2. Food Memoirs (With Recipes, Of Course) By People No One Has Heard Of: We are sure this will irritate all the food bloggers out there who, at age 32, are currently or have just penned their memoirs (with recipes at the end of each chapter, of course). But unless you are Julia Child or Calvin Trillin or someone with a really, really great Blood, Bones & Butter story like Gabrielle Hamilton, we beg you to keep your “life changing moments” like losing a job (welcome to the real world) and rediscovering your grandmother's cooking (we're very happy for you) on your own blog, not on our cookbook shelves.

Rachel Ray Is The Only One Screaming With Excitement About Her Next Book; Credit: rachelrayshow.com

Rachel Ray Is The Only One Screaming With Excitement About Her Next Book; Credit: rachelrayshow.com

1. Celebrity Chef Cookbooks That Are Blatant Public Relations Tools: Is every cookbook dependent on marketing?
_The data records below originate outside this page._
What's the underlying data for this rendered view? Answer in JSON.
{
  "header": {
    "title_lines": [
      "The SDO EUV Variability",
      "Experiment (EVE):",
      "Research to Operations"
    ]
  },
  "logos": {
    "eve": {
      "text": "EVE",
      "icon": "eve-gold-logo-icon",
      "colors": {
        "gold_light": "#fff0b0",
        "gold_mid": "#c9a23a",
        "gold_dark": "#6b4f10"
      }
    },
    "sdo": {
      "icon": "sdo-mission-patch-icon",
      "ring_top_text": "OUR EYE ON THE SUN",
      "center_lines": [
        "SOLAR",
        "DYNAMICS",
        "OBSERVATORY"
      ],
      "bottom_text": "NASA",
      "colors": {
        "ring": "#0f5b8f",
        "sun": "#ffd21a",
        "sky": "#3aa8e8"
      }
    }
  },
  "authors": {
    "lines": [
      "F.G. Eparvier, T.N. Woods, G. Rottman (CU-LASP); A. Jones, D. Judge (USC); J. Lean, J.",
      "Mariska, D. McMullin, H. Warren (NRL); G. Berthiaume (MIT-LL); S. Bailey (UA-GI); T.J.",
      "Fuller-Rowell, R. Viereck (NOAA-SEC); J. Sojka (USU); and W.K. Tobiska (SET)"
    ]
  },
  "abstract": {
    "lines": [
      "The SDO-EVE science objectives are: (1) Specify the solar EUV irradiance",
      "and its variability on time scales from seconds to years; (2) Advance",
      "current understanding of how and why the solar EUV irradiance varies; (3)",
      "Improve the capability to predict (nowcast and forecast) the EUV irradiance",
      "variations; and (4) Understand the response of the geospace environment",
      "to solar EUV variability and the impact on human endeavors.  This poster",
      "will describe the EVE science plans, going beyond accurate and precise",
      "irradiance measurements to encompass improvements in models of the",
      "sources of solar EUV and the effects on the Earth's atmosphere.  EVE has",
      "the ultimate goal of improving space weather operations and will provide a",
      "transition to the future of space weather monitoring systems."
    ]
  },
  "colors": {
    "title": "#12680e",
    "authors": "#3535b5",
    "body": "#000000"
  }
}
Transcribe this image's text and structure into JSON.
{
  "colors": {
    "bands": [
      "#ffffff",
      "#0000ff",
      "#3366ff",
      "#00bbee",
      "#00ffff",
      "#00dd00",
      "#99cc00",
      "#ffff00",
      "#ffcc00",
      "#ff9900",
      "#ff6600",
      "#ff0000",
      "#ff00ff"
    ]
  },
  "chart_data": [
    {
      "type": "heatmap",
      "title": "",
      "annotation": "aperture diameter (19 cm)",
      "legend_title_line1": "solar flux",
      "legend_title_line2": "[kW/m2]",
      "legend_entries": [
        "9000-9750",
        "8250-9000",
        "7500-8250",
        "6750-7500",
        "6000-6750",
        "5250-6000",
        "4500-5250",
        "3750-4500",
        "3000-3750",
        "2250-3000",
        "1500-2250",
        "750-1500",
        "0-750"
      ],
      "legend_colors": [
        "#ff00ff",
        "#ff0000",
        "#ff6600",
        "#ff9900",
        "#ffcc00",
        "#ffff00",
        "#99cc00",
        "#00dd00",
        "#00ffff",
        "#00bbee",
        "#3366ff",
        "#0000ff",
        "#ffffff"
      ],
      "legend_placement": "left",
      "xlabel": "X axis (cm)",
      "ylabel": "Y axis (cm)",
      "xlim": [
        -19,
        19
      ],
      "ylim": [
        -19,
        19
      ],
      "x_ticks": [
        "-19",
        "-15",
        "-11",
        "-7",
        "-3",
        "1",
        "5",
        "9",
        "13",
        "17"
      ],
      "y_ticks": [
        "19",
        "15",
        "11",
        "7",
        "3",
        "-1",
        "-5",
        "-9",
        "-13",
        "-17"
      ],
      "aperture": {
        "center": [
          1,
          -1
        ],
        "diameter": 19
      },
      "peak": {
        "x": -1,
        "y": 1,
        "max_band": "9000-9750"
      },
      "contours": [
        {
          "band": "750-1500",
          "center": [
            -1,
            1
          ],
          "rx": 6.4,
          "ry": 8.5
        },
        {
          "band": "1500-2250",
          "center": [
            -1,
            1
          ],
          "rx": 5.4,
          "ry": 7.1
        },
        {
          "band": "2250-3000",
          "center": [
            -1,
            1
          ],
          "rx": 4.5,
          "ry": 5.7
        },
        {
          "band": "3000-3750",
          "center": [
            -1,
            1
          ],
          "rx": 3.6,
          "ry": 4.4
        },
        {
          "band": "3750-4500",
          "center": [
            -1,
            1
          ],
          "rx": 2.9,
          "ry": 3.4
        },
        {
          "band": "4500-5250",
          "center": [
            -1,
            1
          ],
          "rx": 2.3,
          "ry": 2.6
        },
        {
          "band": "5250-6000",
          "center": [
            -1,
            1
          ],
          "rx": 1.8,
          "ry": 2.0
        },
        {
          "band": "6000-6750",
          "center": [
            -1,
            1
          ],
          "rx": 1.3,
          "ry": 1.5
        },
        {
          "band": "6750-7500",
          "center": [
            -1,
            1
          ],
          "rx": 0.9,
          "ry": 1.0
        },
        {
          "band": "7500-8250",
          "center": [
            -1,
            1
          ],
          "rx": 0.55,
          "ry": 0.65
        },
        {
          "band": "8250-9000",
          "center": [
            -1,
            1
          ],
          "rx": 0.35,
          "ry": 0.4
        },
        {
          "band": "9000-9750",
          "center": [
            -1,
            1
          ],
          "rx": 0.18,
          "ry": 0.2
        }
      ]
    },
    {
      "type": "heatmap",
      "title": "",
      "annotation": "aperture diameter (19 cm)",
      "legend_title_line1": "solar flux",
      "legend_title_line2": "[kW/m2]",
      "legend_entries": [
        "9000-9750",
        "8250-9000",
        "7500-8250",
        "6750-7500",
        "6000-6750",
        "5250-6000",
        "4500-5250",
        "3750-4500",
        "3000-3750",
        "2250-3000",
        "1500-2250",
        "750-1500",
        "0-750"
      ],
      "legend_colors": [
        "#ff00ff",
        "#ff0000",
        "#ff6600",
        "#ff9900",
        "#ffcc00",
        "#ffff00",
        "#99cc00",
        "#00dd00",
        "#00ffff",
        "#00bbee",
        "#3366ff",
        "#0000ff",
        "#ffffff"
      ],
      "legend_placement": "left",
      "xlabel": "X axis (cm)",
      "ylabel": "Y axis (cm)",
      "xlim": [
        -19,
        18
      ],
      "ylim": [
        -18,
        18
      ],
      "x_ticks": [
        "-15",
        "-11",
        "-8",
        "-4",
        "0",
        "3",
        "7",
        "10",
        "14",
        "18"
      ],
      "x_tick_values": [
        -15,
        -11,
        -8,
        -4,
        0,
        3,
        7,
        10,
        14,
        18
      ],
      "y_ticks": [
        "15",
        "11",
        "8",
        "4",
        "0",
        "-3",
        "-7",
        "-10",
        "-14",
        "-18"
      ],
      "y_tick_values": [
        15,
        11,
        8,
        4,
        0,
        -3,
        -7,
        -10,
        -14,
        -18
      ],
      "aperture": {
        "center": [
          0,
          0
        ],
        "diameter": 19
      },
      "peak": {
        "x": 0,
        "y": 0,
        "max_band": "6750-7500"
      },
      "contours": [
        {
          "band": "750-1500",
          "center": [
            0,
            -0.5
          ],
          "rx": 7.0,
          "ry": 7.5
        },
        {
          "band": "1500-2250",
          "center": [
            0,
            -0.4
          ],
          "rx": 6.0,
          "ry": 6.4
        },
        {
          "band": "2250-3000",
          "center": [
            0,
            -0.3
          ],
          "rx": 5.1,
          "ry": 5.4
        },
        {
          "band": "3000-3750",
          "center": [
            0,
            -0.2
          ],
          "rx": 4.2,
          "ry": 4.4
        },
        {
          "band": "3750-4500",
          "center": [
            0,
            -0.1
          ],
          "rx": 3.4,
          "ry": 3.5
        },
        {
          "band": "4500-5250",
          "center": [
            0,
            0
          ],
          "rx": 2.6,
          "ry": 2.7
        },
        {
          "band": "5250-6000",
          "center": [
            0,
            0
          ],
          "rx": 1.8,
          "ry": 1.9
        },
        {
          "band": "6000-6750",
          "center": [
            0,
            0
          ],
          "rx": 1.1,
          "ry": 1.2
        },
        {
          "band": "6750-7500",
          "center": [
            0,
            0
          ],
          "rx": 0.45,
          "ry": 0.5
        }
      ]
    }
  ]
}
Absolutely. But when a food celebrity is pushing out two+ cookbooks, DVDs, and an endless supply of cookware named after themselves every single year, we consider these no longer a cookbooks, but unusually dense press releases with recipes. Baking queen Maida Heatter, well in her 90s, has published fewer than 10 books by our count (and several of these are re-issues of earlier books). Rachel Ray, in contrast, already has more than 20 cookbooks to her name (all of which are available at her online shop, with hundreds of other Rachel Ray items for purchase, of course). If you've ever written a cookbook, you fully understand the amount of time it takes to write just one quality cookbook — Maida Heatter-style. Quality, of course, being the key word here.